VISIONI

L’estate alla Casa del Jazz, creatività femminile e ’900

MARIA PIA DE VITO, FRANCO D’ANDREA
LUIGI ONORIITALIA/ROMA

L’edizione 2022 di Summer Time, rassegna in corso al parco della Casa del Jazz, prevede vari filoni tra cui avanguardia «storica» e contemporanea, orchestre, gruppi giovanili, produzioni originali. Maria Pia De Vito, vocalist e compositrice di vaglia, ha in quest’ultimo ambito proposto, il 19, nuovo gruppo e repertorio nel recital This Woman’s Work.

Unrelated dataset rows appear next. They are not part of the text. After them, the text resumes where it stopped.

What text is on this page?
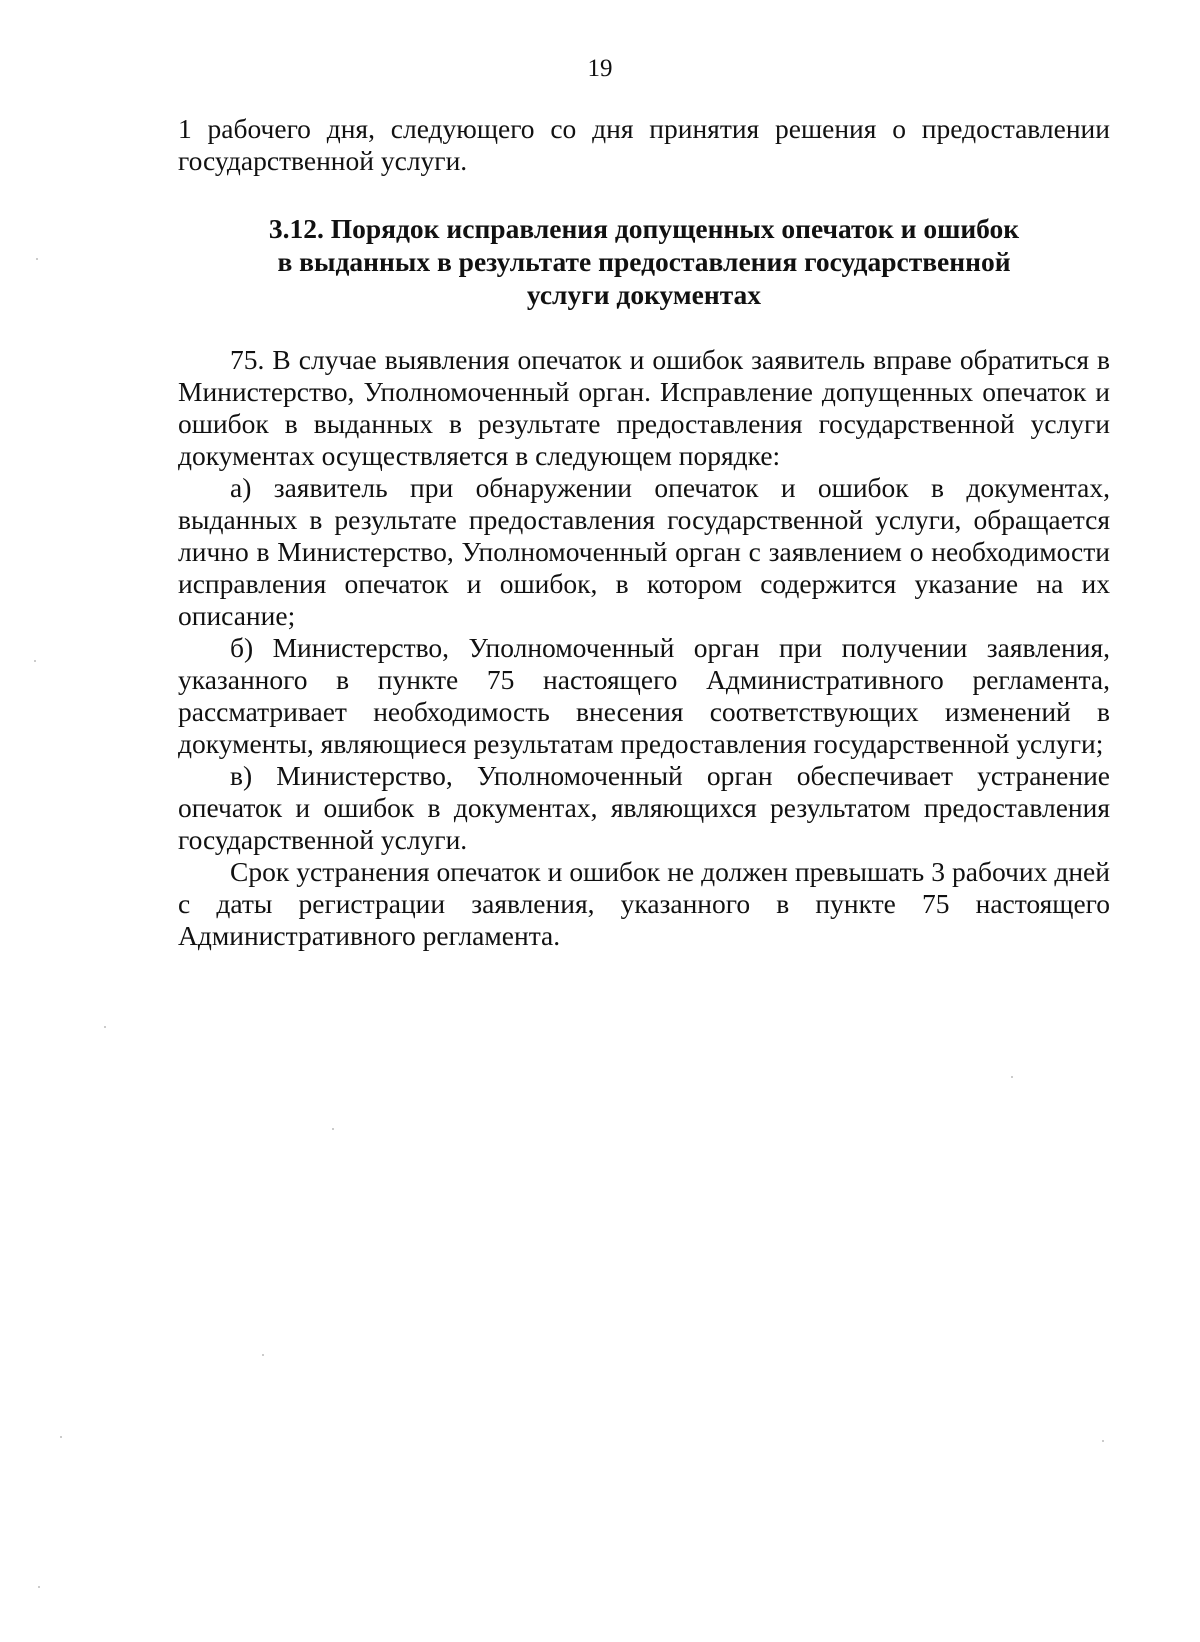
19

1 рабочего дня, следующего со дня принятия решения о предоставлении государственной услуги.

3.12. Порядок исправления допущенных опечаток и ошибок
в выданных в результате предоставления государственной
услуги документах

75. В случае выявления опечаток и ошибок заявитель вправе обратиться в Министерство, Уполномоченный орган. Исправление допущенных опечаток и ошибок в выданных в результате предоставления государственной услуги документах осуществляется в следующем порядке:

а) заявитель при обнаружении опечаток и ошибок в документах, выданных в результате предоставления государственной услуги, обращается лично в Министерство, Уполномоченный орган с заявлением о необходимости исправления опечаток и ошибок, в котором содержится указание на их описание;

б) Министерство, Уполномоченный орган при получении заявления, указанного в пункте 75 настоящего Административного регламента, рассматривает необходимость внесения соответствующих изменений в документы, являющиеся результатам предоставления государственной услуги;

в) Министерство, Уполномоченный орган обеспечивает устранение опечаток и ошибок в документах, являющихся результатом предоставления государственной услуги.

Срок устранения опечаток и ошибок не должен превышать 3 рабочих дней с даты регистрации заявления, указанного в пункте 75 настоящего Административного регламента.
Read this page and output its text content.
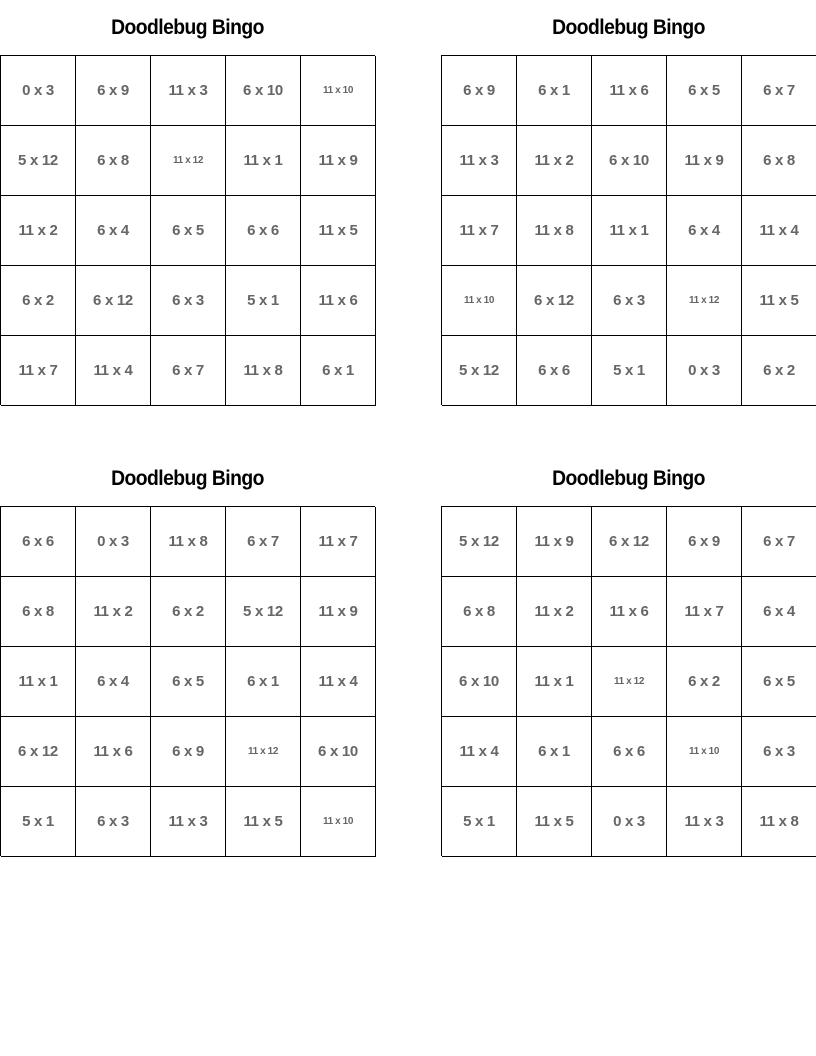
Doodlebug Bingo
0 x 3	6 x 9	11 x 3	6 x 10	11 x 10
5 x 12	6 x 8	11 x 12	11 x 1	11 x 9
11 x 2	6 x 4	6 x 5	6 x 6	11 x 5
6 x 2	6 x 12	6 x 3	5 x 1	11 x 6
11 x 7	11 x 4	6 x 7	11 x 8	6 x 1
Doodlebug Bingo
6 x 9	6 x 1	11 x 6	6 x 5	6 x 7
11 x 3	11 x 2	6 x 10	11 x 9	6 x 8
11 x 7	11 x 8	11 x 1	6 x 4	11 x 4
11 x 10	6 x 12	6 x 3	11 x 12	11 x 5
5 x 12	6 x 6	5 x 1	0 x 3	6 x 2
Doodlebug Bingo
6 x 6	0 x 3	11 x 8	6 x 7	11 x 7
6 x 8	11 x 2	6 x 2	5 x 12	11 x 9
11 x 1	6 x 4	6 x 5	6 x 1	11 x 4
6 x 12	11 x 6	6 x 9	11 x 12	6 x 10
5 x 1	6 x 3	11 x 3	11 x 5	11 x 10
Doodlebug Bingo
5 x 12	11 x 9	6 x 12	6 x 9	6 x 7
6 x 8	11 x 2	11 x 6	11 x 7	6 x 4
6 x 10	11 x 1	11 x 12	6 x 2	6 x 5
11 x 4	6 x 1	6 x 6	11 x 10	6 x 3
5 x 1	11 x 5	0 x 3	11 x 3	11 x 8
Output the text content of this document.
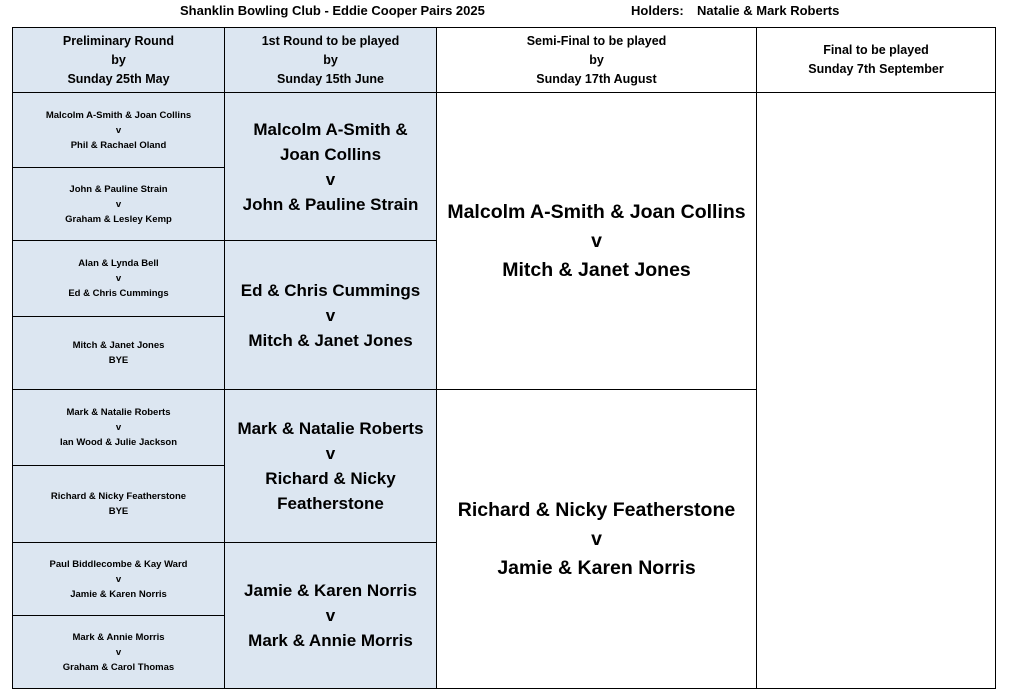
Shanklin Bowling Club - Eddie Cooper Pairs 2025	Holders: Natalie & Mark Roberts
Preliminary Round
by
Sunday 25th May
1st Round to be played
by
Sunday 15th June
Semi-Final to be played
by
Sunday 17th August
Final to be played
Sunday 7th September
Malcolm A-Smith & Joan Collins
v
Phil & Rachael Oland
John & Pauline Strain
v
Graham & Lesley Kemp
Alan & Lynda Bell
v
Ed & Chris Cummings
Mitch & Janet Jones
BYE
Mark & Natalie Roberts
v
Ian Wood & Julie Jackson
Richard & Nicky Featherstone
BYE
Paul Biddlecombe & Kay Ward
v
Jamie & Karen Norris
Mark & Annie Morris
v
Graham & Carol Thomas
Malcolm A-Smith &
Joan Collins
v
John & Pauline Strain
Ed & Chris Cummings
v
Mitch & Janet Jones
Mark & Natalie Roberts
v
Richard & Nicky
Featherstone
Jamie & Karen Norris
v
Mark & Annie Morris
Malcolm A-Smith & Joan Collins
v
Mitch & Janet Jones
Richard & Nicky Featherstone
v
Jamie & Karen Norris
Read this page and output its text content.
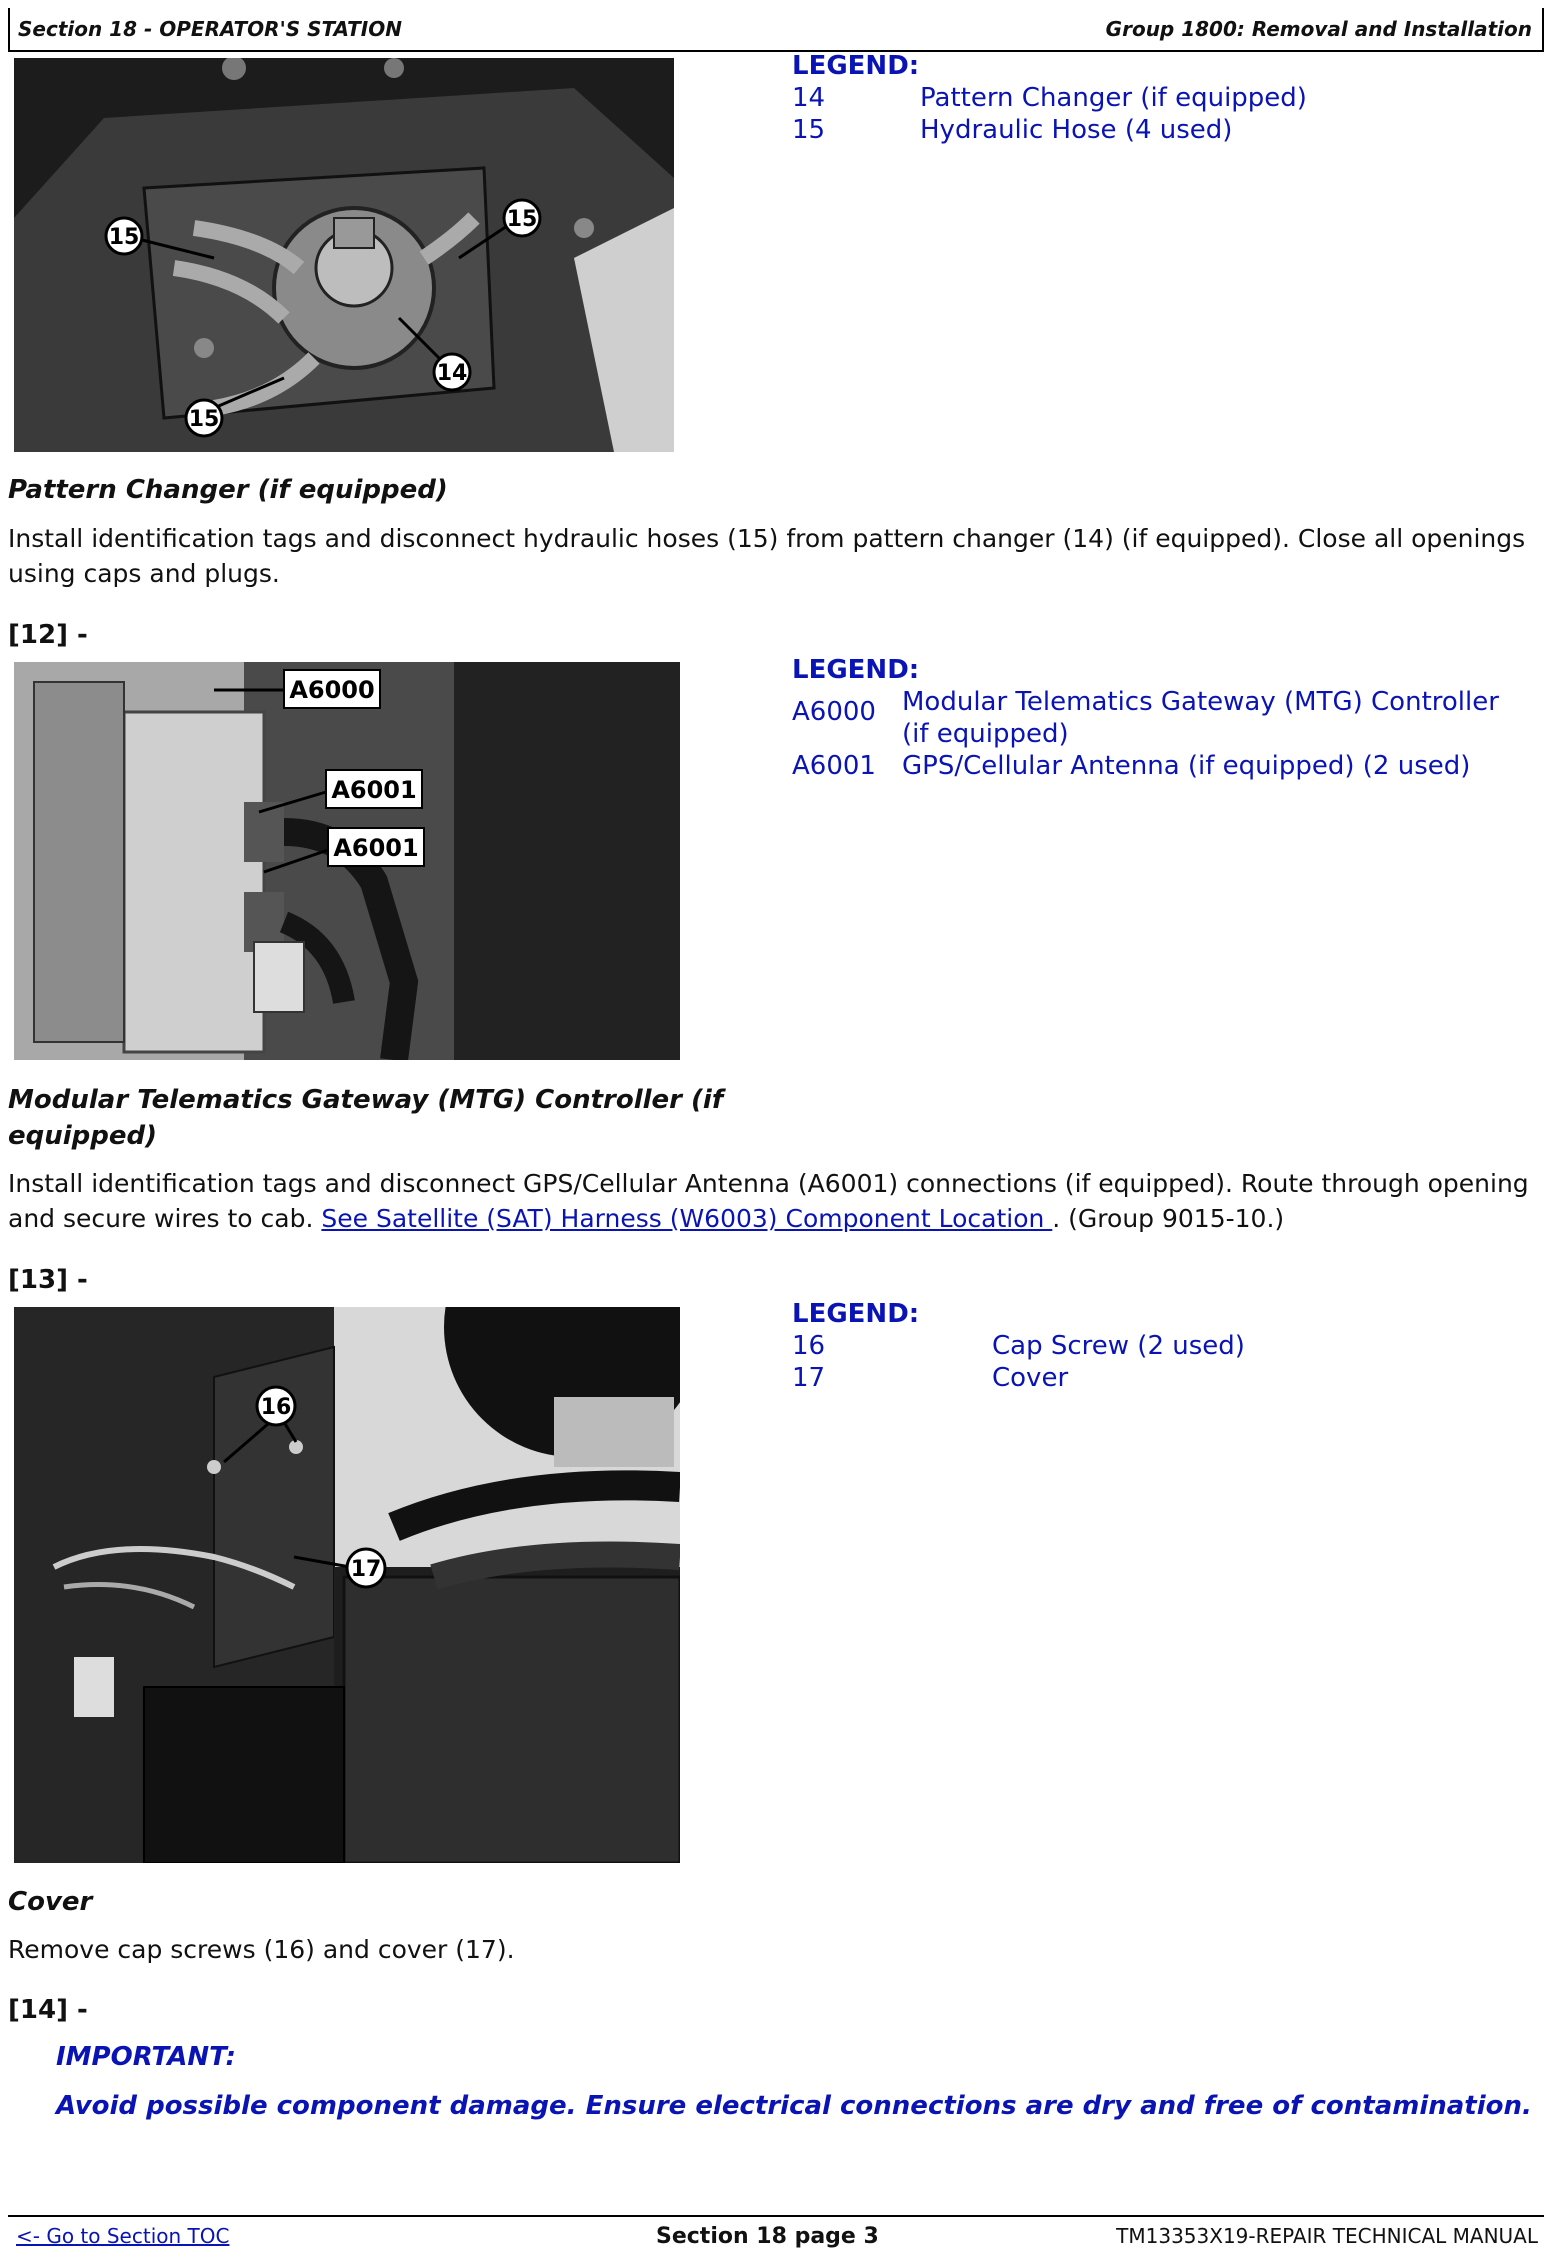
Section 18 - OPERATOR'S STATION	Group 1800: Removal and Installation
15
15
14
15
LEGEND:
14	Pattern Changer (if equipped)
15	Hydraulic Hose (4 used)
Pattern Changer (if equipped)
Install identification tags and disconnect hydraulic hoses (15) from pattern changer (14) (if equipped). Close all openings using caps and plugs.
[12] -
A6000
A6001
A6001
LEGEND:
A6000 Modular Telematics Gateway (MTG) Controller (if equipped)
A6001 GPS/Cellular Antenna (if equipped) (2 used)
Modular Telematics Gateway (MTG) Controller (if
equipped)
Install identification tags and disconnect GPS/Cellular Antenna (A6001) connections (if equipped). Route through opening and secure wires to cab. See Satellite (SAT) Harness (W6003) Component Location . (Group 9015-10.)
[13] -
16
17
LEGEND:
16	Cap Screw (2 used)
17	Cover
Cover
Remove cap screws (16) and cover (17).
[14] -
IMPORTANT:
Avoid possible component damage. Ensure electrical connections are dry and free of contamination.
<- Go to Section TOC	Section 18 page 3	TM13353X19-REPAIR TECHNICAL MANUAL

Nel 2022 è il suo secondo progetto, dopo A Still Volcano Life, lavoro che ha messo a fuoco la creatività femminile in musica e poesia realizzato con la pianista Rita Marcotulli (complice artistica di antica data) e il trombettista Luca Aquino.
I due lavori hanno tratti comuni: illuminare la condizione delle donne sotto vari aspetti, indagare il rapporto parola poetica-musica, l’elaborazione durante la «clausura forzata» pandemica. This Woman’s Work è un’alchemica, rivelatoria, corroborante combinazione di elementi. Intanto la com-partecipazione di musicisti giovani, passionali, originali in una dimensione spesso live electronics: Mirco Rubegni alla tromba; Giacomo Ancillotto alla chitarra elettrica; Matteo Bortone al basso elettrico; l’eclettica Evita Polidoro alla batteria. Altro fattore la riuscita sovrapposizione tra liriche di scrittrici (Virginia Woolf, Susan Sontag, Edna St.Vincent Milay…) e musiche contemporanee. Tutto il quintetto si muove in maniera lirico-adrenalinica, capace di proporre in tono messianico There Comes A Time di Tony Williams e in modo struggente Lonely Woman di O.Coleman.
La Parco della Musica Records pubblicherà, ad inizio 2023, quanto è stato presentato da Franco D’Andrea con una speciale orchestra il 14, produzione originale e prima assoluta. Se il lavoro della De Vito nasce da un piccolo collettivo, qui l’operazione coinvolge tanti soggetti. I vari movimenti ascoltati alla Casa del Jazz fanno parte della suite Sketches of the 20th Century.
IN ESSA CONFLUISCONO radici e diramazioni della poetica di D’Andrea: jazz tradizionale e linguaggio di Monk; (poli)ritmi africani e dodecafonia; aree intervallari e scuola viennese; Armstrong, Ellington, Webern, Berg, minimalismo… È il «suo» Novecento che risuona con colori e timbri orchestrali anticonvenzionali, un’integrazione iperbolica di linguaggi, un’esplorazione strutturalmente ritmico-timbrica, con spazi di solismo (Cisilino, Tracanna, Succi, Pierantoni…) sempre incastonati nel discorso collettivo e guidati con sapienza da Battista.
Il direttore ha parole di elogio per la statura compositivo-solistica di Franco D’Andrea che mantiene la sua abituale riservatezza. È comunque soddisfatto per la riuscita di un concerto di musica vitale e policroma, poliritmica e jazzistica in senso ampio fino a conglobare la contemporaneità.